OK, I'll admit that this isn't murder but it is insurance fraud. Oddly enough, he's a manager in another area of the insurance industry. He's also a deacon in a local church and a Sunday School teacher. I didn't personally witness the torching but a good friend of mine and neighbor of his did witness it and then inquired about what he was doing. He readily admitted what he was doing and why and showed no remorse or regret. I wish I could think of him any other way but although this incident occurred many years ago, it's still the first thing I think of any time that I see him. We are no longer is the same church and we don't run in the same circles so I don't see him all that often. Because we have kids about the same age, I occasionally see him at a wedding or other community event. I'm cordial toward him but nothing more.
I know this guy to have done some very good things like working with prison and jail ministries. But even in that scenario, this incident makes him seem like a hypocrite. Had he been busted for the insurance fraud, he, too may have been on the receiving end of prison ministry. I sometimes wonder if I should sit down with him and lay my cards on the table? I wonder how he might respond? I wonder how I might respond if someone respectfully confronted me with a past transgression that was still gnawing at them? I wonder if it's that I somehow want to play the role of the Holy Spirit in his life, a role that is not mine to play?

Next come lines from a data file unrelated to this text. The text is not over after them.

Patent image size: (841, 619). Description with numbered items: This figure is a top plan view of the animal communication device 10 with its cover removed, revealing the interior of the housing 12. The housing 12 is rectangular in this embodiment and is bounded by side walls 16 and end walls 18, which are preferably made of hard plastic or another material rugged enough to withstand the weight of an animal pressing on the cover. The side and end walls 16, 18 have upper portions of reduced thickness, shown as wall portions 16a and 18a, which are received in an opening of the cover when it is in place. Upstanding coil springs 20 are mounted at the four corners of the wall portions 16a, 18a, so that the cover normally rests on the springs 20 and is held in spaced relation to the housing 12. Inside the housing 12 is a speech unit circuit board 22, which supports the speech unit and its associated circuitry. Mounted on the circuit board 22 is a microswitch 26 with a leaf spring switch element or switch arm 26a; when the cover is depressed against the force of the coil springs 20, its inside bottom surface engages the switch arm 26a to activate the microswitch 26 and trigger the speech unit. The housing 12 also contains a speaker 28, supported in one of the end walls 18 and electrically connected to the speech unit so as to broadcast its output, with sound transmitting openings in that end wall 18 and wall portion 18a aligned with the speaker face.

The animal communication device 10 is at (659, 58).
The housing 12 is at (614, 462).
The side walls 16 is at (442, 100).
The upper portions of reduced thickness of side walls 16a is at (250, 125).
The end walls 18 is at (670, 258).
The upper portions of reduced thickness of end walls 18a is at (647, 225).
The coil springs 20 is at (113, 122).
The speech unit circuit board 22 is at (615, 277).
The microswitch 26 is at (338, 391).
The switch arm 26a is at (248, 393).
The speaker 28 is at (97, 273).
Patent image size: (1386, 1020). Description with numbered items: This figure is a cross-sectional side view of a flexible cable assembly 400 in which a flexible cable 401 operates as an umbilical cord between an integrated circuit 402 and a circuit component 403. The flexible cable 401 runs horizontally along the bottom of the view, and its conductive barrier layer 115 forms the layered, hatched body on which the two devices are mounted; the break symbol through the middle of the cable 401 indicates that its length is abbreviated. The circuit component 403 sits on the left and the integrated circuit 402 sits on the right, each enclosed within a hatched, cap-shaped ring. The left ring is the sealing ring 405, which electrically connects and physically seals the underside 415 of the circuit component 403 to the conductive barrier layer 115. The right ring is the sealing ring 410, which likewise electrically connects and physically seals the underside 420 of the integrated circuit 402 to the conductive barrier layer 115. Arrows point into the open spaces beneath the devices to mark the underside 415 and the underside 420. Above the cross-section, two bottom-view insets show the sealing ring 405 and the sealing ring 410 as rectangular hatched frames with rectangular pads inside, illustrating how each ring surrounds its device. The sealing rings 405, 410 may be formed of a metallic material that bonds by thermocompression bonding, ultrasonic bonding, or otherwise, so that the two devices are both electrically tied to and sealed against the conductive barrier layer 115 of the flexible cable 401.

The truth is that all of us make bad decisions in our lives and sometimes there are long-term consequences for those decisions. I suppose that's one of the reasons that public confession is good for us. For all I know, this guy recognized the error of his way many years ago, asked God's forgiveness and made it right with his insurance company. I'm the one carrying a burden that he may long ago have laid down. I think it's time that I trusted him with the Holy Spirit and quit judging him for this incident.
Are there burdens like this that you need to lay down, too?